Sensors and Intuitors – what is the difference?

Sensors
Some of us are attracted most towards matter-of-fact, concrete information. They will tend to be anchored more in ‘the here and now’ than the future, and be pragmatic. People like this are described as Sensors.
Sensors would probably describe themselves as practical. Sensors like detail and are attracted to facts. They operate very much in the now and are more interested in facts than in possibility. They like order, and tend to have rules about how things should be done. In that sense they are quite conservative and the fact that ‘it has always been done this way’ can be a compelling argument for them. They will generally rather change by evolution rather than revolution, adapting something they are already doing to solve a new problem rather than coming up with something altogether novel. Generally the way things should be done is their way, and they can be quite judgmental and unforgiving if this doesn’t happen.
Sensors tend to be systematic (not necessarily organised), in that they like to start from a given point and build sequentially from there. They acquire information inductively i.e. Starting with a detail and building up to the big picture.
Intuitors
Some of us are more attracted to possibility. They will love ideas more than hard facts and will be more imaginative than practical.
People such as these are called Intuitors. Intuitors don’t much like detail, they find it boring. They look for possibilities in situations and are more concerned with patterns and the relationships between things. They will tend not to have rules about things, and will often appear to make things up as they go along. This can lead to them repeating the same mistake again and again because they are so focused on something else that the mistake only registers as a minor irritant and not something to focus on enough to make a rule about.
I remember giving a lecture once when, over the course of an hour, I tripped over the flip chart stand times without once thinking of moving it or me to avoid it happening again because my focus was so on what I was talking about.
Intuitors gain information deductively i.e. They start with the big picture and then build the detail if they have to.
Misunderstandings between Sensors and Intuitors.
This difference between chunking up and chunking down can lead to profound differences in communication styles.
With one being attracted to ideas and possibilities and the other to facts and the here and now, it is easy for two people of the opposite types to label each other as ‘having their head in the clouds’, or being ‘a stick in the mud’.

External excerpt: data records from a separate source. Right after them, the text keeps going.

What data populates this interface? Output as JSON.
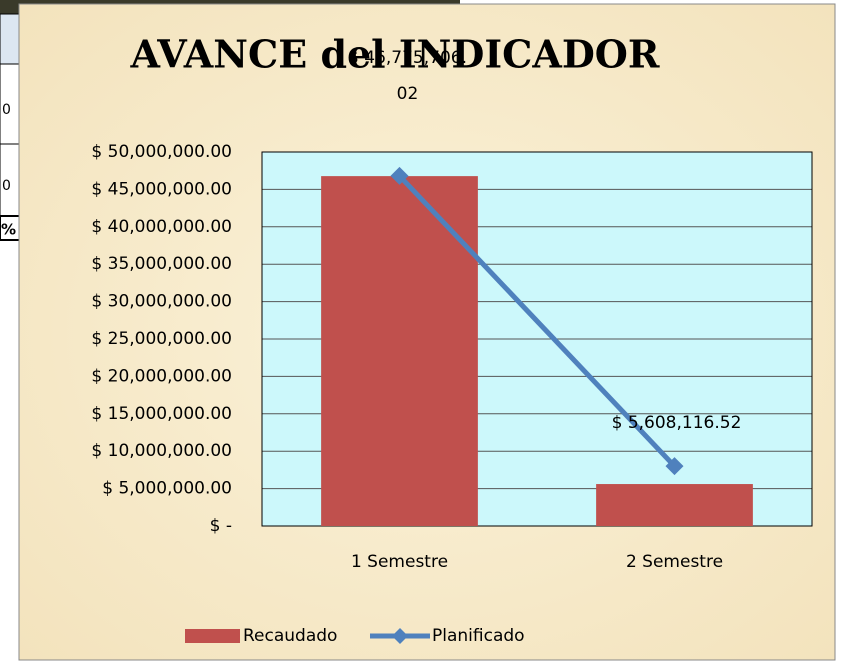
{
  "chart_data": {
    "type": "bar",
    "title": "AVANCE del INDICADOR",
    "categories": [
      "1 Semestre",
      "2 Semestre"
    ],
    "series": [
      {
        "name": "Recaudado",
        "type": "bar",
        "color": "#c0504d",
        "values": [
          46775706.02,
          5608116.52
        ],
        "value_labels": [
          "$ 46,775,706.02",
          "$ 5,608,116.52"
        ]
      },
      {
        "name": "Planificado",
        "type": "line",
        "color": "#4f81bd",
        "values": [
          46800000,
          8000000
        ]
      }
    ],
    "ylim": [
      0,
      50000000
    ],
    "yticks": [
      {
        "value": 0,
        "label": "$ -"
      },
      {
        "value": 5000000,
        "label": "$ 5,000,000.00"
      },
      {
        "value": 10000000,
        "label": "$ 10,000,000.00"
      },
      {
        "value": 15000000,
        "label": "$ 15,000,000.00"
      },
      {
        "value": 20000000,
        "label": "$ 20,000,000.00"
      },
      {
        "value": 25000000,
        "label": "$ 25,000,000.00"
      },
      {
        "value": 30000000,
        "label": "$ 30,000,000.00"
      },
      {
        "value": 35000000,
        "label": "$ 35,000,000.00"
      },
      {
        "value": 40000000,
        "label": "$ 40,000,000.00"
      },
      {
        "value": 45000000,
        "label": "$ 45,000,000.00"
      },
      {
        "value": 50000000,
        "label": "$ 50,000,000.00"
      }
    ],
    "grid": true,
    "legend": "bottom",
    "plot_background": "#ccf8fb"
  },
  "background_fragments": [
    "0",
    "0",
    "%"
  ]
}
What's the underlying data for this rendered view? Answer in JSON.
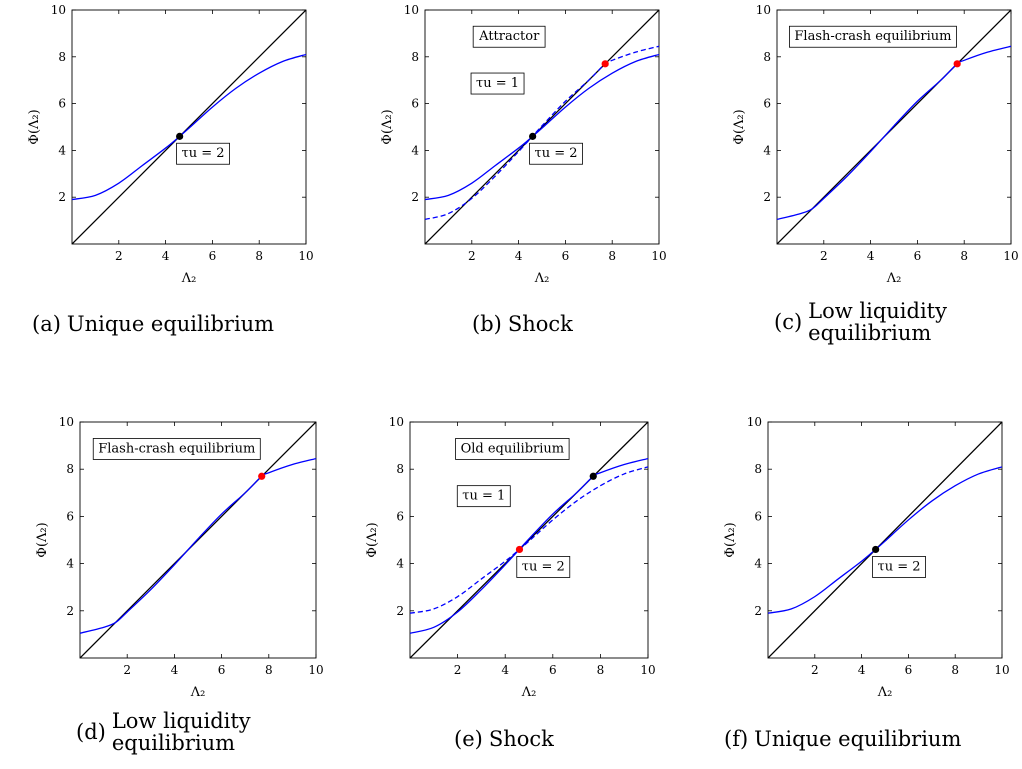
{
  "chart_data": [
    {
      "id": "a",
      "type": "line",
      "caption_tag": "(a)",
      "caption": "Unique equilibrium",
      "xlabel": "Λ₂",
      "ylabel": "Φ(Λ₂)",
      "xlim": [
        0,
        10
      ],
      "ylim": [
        0,
        10
      ],
      "xticks": [
        2,
        4,
        6,
        8,
        10
      ],
      "yticks": [
        2,
        4,
        6,
        8,
        10
      ],
      "series": [
        {
          "kind": "identity",
          "color": "#000000",
          "x": [
            0,
            10
          ],
          "y": [
            0,
            10
          ]
        },
        {
          "kind": "phi",
          "color": "#0000ff",
          "dashed": false,
          "x": [
            0,
            1,
            2,
            3,
            4,
            4.6,
            5,
            6,
            7,
            8,
            9,
            10
          ],
          "y": [
            1.9,
            2.08,
            2.6,
            3.35,
            4.1,
            4.6,
            4.95,
            5.85,
            6.65,
            7.3,
            7.8,
            8.1
          ]
        }
      ],
      "points": [
        {
          "x": 4.6,
          "y": 4.6,
          "color": "#000000"
        }
      ],
      "annotations": [
        {
          "text": "τu = 2",
          "x": 5.6,
          "y": 3.9
        }
      ]
    },
    {
      "id": "b",
      "type": "line",
      "caption_tag": "(b)",
      "caption": "Shock",
      "xlabel": "Λ₂",
      "ylabel": "Φ(Λ₂)",
      "xlim": [
        0,
        10
      ],
      "ylim": [
        0,
        10
      ],
      "xticks": [
        2,
        4,
        6,
        8,
        10
      ],
      "yticks": [
        2,
        4,
        6,
        8,
        10
      ],
      "series": [
        {
          "kind": "identity",
          "color": "#000000",
          "x": [
            0,
            10
          ],
          "y": [
            0,
            10
          ]
        },
        {
          "kind": "phi",
          "color": "#0000ff",
          "dashed": false,
          "x": [
            0,
            1,
            2,
            3,
            4,
            4.6,
            5,
            6,
            7,
            8,
            9,
            10
          ],
          "y": [
            1.9,
            2.08,
            2.6,
            3.35,
            4.1,
            4.6,
            4.95,
            5.85,
            6.65,
            7.3,
            7.8,
            8.1
          ]
        },
        {
          "kind": "phi",
          "color": "#0000ff",
          "dashed": true,
          "x": [
            0,
            1,
            2,
            3,
            4,
            5,
            6,
            7,
            7.7,
            8,
            9,
            10
          ],
          "y": [
            1.05,
            1.3,
            1.95,
            2.9,
            3.95,
            5.05,
            6.1,
            7.0,
            7.7,
            7.85,
            8.2,
            8.45
          ]
        }
      ],
      "points": [
        {
          "x": 4.6,
          "y": 4.6,
          "color": "#000000"
        },
        {
          "x": 7.7,
          "y": 7.7,
          "color": "#ff0000"
        }
      ],
      "annotations": [
        {
          "text": "Attractor",
          "x": 3.6,
          "y": 8.9
        },
        {
          "text": "τu = 1",
          "x": 3.1,
          "y": 6.9
        },
        {
          "text": "τu = 2",
          "x": 5.6,
          "y": 3.9
        }
      ]
    },
    {
      "id": "c",
      "type": "line",
      "caption_tag": "(c)",
      "caption": "Low liquidity equilibrium",
      "xlabel": "Λ₂",
      "ylabel": "Φ(Λ₂)",
      "xlim": [
        0,
        10
      ],
      "ylim": [
        0,
        10
      ],
      "xticks": [
        2,
        4,
        6,
        8,
        10
      ],
      "yticks": [
        2,
        4,
        6,
        8,
        10
      ],
      "series": [
        {
          "kind": "identity",
          "color": "#000000",
          "x": [
            0,
            10
          ],
          "y": [
            0,
            10
          ]
        },
        {
          "kind": "phi",
          "color": "#0000ff",
          "dashed": false,
          "x": [
            0,
            1,
            1.5,
            2,
            3,
            4,
            5,
            6,
            7,
            7.7,
            8,
            9,
            10
          ],
          "y": [
            1.05,
            1.3,
            1.5,
            1.95,
            2.9,
            3.95,
            5.05,
            6.1,
            7.0,
            7.7,
            7.85,
            8.2,
            8.45
          ]
        }
      ],
      "points": [
        {
          "x": 7.7,
          "y": 7.7,
          "color": "#ff0000"
        }
      ],
      "annotations": [
        {
          "text": "Flash-crash equilibrium",
          "x": 4.1,
          "y": 8.9
        }
      ]
    },
    {
      "id": "d",
      "type": "line",
      "caption_tag": "(d)",
      "caption": "Low liquidity equilibrium",
      "xlabel": "Λ₂",
      "ylabel": "Φ(Λ₂)",
      "xlim": [
        0,
        10
      ],
      "ylim": [
        0,
        10
      ],
      "xticks": [
        2,
        4,
        6,
        8,
        10
      ],
      "yticks": [
        2,
        4,
        6,
        8,
        10
      ],
      "series": [
        {
          "kind": "identity",
          "color": "#000000",
          "x": [
            0,
            10
          ],
          "y": [
            0,
            10
          ]
        },
        {
          "kind": "phi",
          "color": "#0000ff",
          "dashed": false,
          "x": [
            0,
            1,
            1.5,
            2,
            3,
            4,
            5,
            6,
            7,
            7.7,
            8,
            9,
            10
          ],
          "y": [
            1.05,
            1.3,
            1.5,
            1.95,
            2.9,
            3.95,
            5.05,
            6.1,
            7.0,
            7.7,
            7.85,
            8.2,
            8.45
          ]
        }
      ],
      "points": [
        {
          "x": 7.7,
          "y": 7.7,
          "color": "#ff0000"
        }
      ],
      "annotations": [
        {
          "text": "Flash-crash equilibrium",
          "x": 4.1,
          "y": 8.9
        }
      ]
    },
    {
      "id": "e",
      "type": "line",
      "caption_tag": "(e)",
      "caption": "Shock",
      "xlabel": "Λ₂",
      "ylabel": "Φ(Λ₂)",
      "xlim": [
        0,
        10
      ],
      "ylim": [
        0,
        10
      ],
      "xticks": [
        2,
        4,
        6,
        8,
        10
      ],
      "yticks": [
        2,
        4,
        6,
        8,
        10
      ],
      "series": [
        {
          "kind": "identity",
          "color": "#000000",
          "x": [
            0,
            10
          ],
          "y": [
            0,
            10
          ]
        },
        {
          "kind": "phi",
          "color": "#0000ff",
          "dashed": false,
          "x": [
            0,
            1,
            2,
            3,
            4,
            5,
            6,
            7,
            7.7,
            8,
            9,
            10
          ],
          "y": [
            1.05,
            1.3,
            1.95,
            2.9,
            3.95,
            5.05,
            6.1,
            7.0,
            7.7,
            7.85,
            8.2,
            8.45
          ]
        },
        {
          "kind": "phi",
          "color": "#0000ff",
          "dashed": true,
          "x": [
            0,
            1,
            2,
            3,
            4,
            4.6,
            5,
            6,
            7,
            8,
            9,
            10
          ],
          "y": [
            1.9,
            2.08,
            2.6,
            3.35,
            4.1,
            4.6,
            4.95,
            5.85,
            6.65,
            7.3,
            7.8,
            8.1
          ]
        }
      ],
      "points": [
        {
          "x": 7.7,
          "y": 7.7,
          "color": "#000000"
        },
        {
          "x": 4.6,
          "y": 4.6,
          "color": "#ff0000"
        }
      ],
      "annotations": [
        {
          "text": "Old equilibrium",
          "x": 4.3,
          "y": 8.9
        },
        {
          "text": "τu = 1",
          "x": 3.1,
          "y": 6.9
        },
        {
          "text": "τu = 2",
          "x": 5.6,
          "y": 3.9
        }
      ]
    },
    {
      "id": "f",
      "type": "line",
      "caption_tag": "(f)",
      "caption": "Unique equilibrium",
      "xlabel": "Λ₂",
      "ylabel": "Φ(Λ₂)",
      "xlim": [
        0,
        10
      ],
      "ylim": [
        0,
        10
      ],
      "xticks": [
        2,
        4,
        6,
        8,
        10
      ],
      "yticks": [
        2,
        4,
        6,
        8,
        10
      ],
      "series": [
        {
          "kind": "identity",
          "color": "#000000",
          "x": [
            0,
            10
          ],
          "y": [
            0,
            10
          ]
        },
        {
          "kind": "phi",
          "color": "#0000ff",
          "dashed": false,
          "x": [
            0,
            1,
            2,
            3,
            4,
            4.6,
            5,
            6,
            7,
            8,
            9,
            10
          ],
          "y": [
            1.9,
            2.08,
            2.6,
            3.35,
            4.1,
            4.6,
            4.95,
            5.85,
            6.65,
            7.3,
            7.8,
            8.1
          ]
        }
      ],
      "points": [
        {
          "x": 4.6,
          "y": 4.6,
          "color": "#000000"
        }
      ],
      "annotations": [
        {
          "text": "τu = 2",
          "x": 5.6,
          "y": 3.9
        }
      ]
    }
  ]
}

Your little grin that was cute at the beginning of the relationship when your foibles were pointed out rapidly becomes a trigger for a heated listing of all your shortcomings, usually suffixed with …”I don’t know why I bother.” Pretty soon he/she won’t and there goes another relationship.

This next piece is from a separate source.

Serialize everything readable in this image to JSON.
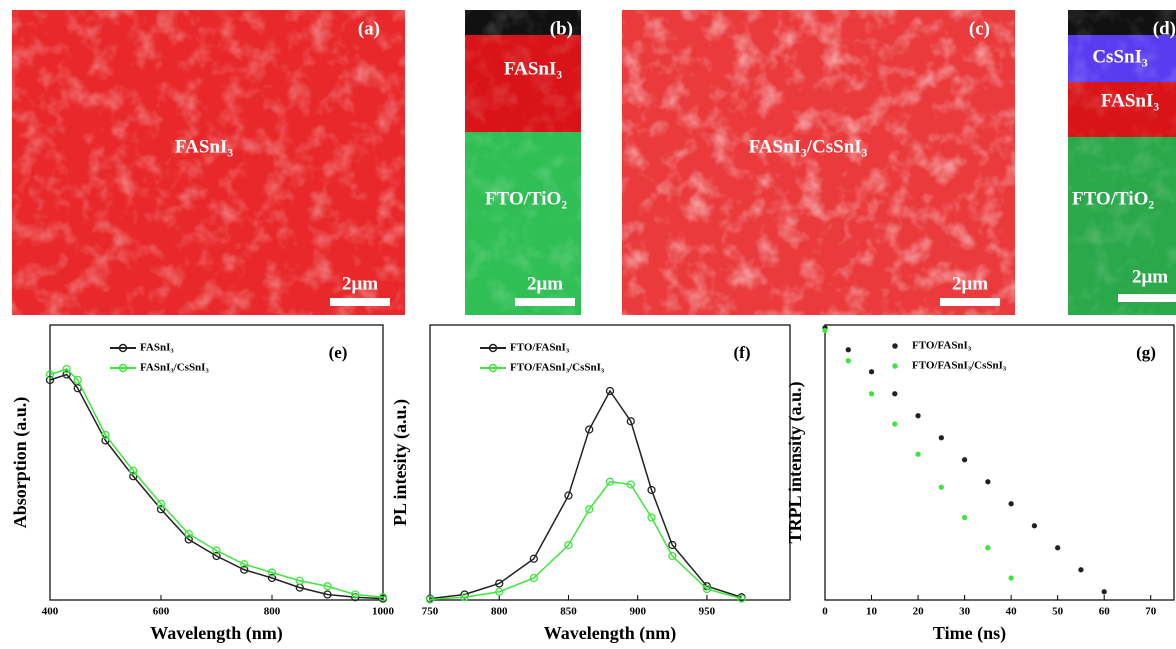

If an intuitor is going from A to G, and when they get to C they figure out the way, they will probably skip straight to G, missing out D,E, and F. Sensors, on the other had, will go to D,E, and F anyway just in case there is something there that they might need.
From an Intuitors point of view Sensors can like information seemingly for the sake of it. Susan started studying for a qualification in canine psychology. Before she got started she went out and bought just about every book on the market, just in case they were useful. When she got into gardening the same thing happened. Most she never even opened.
Ask a sensor for information and you can forget the Readers Digest abridged, they will give you everything they know. Ask an Intuitor the same question and you will tend to get the summary, which may just be the “Yes/No”, “Good/Bad” kind of thing. It doesn’t mean the first is boring/pedantic/verbose, or that the latter is being obscure/evasive/secretive, they are just approaching the question from different ends of information sorting.
One of the major things to understand about Intuitors is that to motivate them they must have a reason. They must know ‘why’.
Again the division is clear cut. 75% of the population come out as predominantly Sensor, with 25% as Intuitors.